I live in Southern Africa, where painkillers are not necessarily opiates. I got pethedine, an artificial/non natural opiate before and after fairly major surgery after I involved myself at the losing end of a hit and run.

But opiates are not the goto drug. Ketamine is cheaper, stable at room temperature and thus better suited for rural areas where refridgeration is challenging.

Ketamine is what we use. It is a disassociative anaesthetic. I think most anaesthetists combine it with a mild dose of an anaesthetic that actually puts you to sleep. Ketamine by itself is pretty strong.

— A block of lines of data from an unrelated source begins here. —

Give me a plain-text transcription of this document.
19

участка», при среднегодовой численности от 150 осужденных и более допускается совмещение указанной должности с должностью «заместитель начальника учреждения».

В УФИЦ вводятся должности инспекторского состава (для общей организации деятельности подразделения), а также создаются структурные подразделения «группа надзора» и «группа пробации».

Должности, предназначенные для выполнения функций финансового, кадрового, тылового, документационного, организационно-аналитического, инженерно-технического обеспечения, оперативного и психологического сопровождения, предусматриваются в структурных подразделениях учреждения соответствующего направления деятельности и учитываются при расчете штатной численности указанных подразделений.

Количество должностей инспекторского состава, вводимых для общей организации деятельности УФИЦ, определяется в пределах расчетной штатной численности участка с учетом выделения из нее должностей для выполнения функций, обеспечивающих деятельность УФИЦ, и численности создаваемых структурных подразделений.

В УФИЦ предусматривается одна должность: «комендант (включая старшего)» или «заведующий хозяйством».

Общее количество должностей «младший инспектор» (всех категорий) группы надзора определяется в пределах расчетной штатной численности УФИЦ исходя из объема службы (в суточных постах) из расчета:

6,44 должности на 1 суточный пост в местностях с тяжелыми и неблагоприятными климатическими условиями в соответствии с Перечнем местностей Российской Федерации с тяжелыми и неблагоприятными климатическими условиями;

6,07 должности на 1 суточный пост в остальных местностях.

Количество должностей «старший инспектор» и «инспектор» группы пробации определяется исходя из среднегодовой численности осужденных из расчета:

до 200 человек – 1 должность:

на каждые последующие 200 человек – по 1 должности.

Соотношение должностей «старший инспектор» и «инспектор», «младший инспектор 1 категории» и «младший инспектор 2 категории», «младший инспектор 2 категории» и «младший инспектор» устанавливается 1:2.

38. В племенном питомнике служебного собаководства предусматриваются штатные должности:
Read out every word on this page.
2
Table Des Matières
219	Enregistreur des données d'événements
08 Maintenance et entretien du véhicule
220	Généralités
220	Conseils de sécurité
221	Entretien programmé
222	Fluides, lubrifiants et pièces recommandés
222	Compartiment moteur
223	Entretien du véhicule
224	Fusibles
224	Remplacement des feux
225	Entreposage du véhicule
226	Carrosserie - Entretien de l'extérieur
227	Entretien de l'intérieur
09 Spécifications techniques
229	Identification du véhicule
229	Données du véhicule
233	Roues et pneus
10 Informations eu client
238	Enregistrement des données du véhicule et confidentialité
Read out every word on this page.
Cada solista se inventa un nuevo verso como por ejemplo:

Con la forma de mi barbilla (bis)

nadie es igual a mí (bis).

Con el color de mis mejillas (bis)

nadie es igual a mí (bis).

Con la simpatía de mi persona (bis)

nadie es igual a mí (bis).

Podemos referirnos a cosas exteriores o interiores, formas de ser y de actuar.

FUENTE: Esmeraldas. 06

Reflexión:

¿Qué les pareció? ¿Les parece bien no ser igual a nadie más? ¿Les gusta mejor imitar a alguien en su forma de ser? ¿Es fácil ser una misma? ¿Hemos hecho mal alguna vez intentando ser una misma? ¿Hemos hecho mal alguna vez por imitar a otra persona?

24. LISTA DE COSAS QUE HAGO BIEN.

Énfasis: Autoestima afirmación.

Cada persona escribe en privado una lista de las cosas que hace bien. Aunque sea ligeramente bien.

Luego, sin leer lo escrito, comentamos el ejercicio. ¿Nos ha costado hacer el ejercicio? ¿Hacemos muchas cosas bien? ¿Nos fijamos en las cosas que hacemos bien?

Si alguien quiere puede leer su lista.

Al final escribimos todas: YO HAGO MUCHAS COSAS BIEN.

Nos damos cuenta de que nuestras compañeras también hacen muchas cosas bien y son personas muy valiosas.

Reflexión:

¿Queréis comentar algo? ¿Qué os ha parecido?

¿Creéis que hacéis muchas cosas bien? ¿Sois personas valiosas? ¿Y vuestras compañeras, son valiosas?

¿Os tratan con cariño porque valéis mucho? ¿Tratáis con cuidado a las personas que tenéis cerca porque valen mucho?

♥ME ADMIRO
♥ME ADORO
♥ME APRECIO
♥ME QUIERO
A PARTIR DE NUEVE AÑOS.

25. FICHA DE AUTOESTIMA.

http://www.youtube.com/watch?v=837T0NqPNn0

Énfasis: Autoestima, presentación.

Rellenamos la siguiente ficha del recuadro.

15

Despite how much pain relief has been studied, there is still a lot we don’t understand.
We can’t perfectly treat the extreme levels of pain alluded to in the OP; the kind of doses required would cause loss of consciousness, perhaps permanently.

Also, sorry to say, but we don’t need to say ancient torture. I could link examples from recent conflicts but it would take us on a (vomit-inducing) tangent.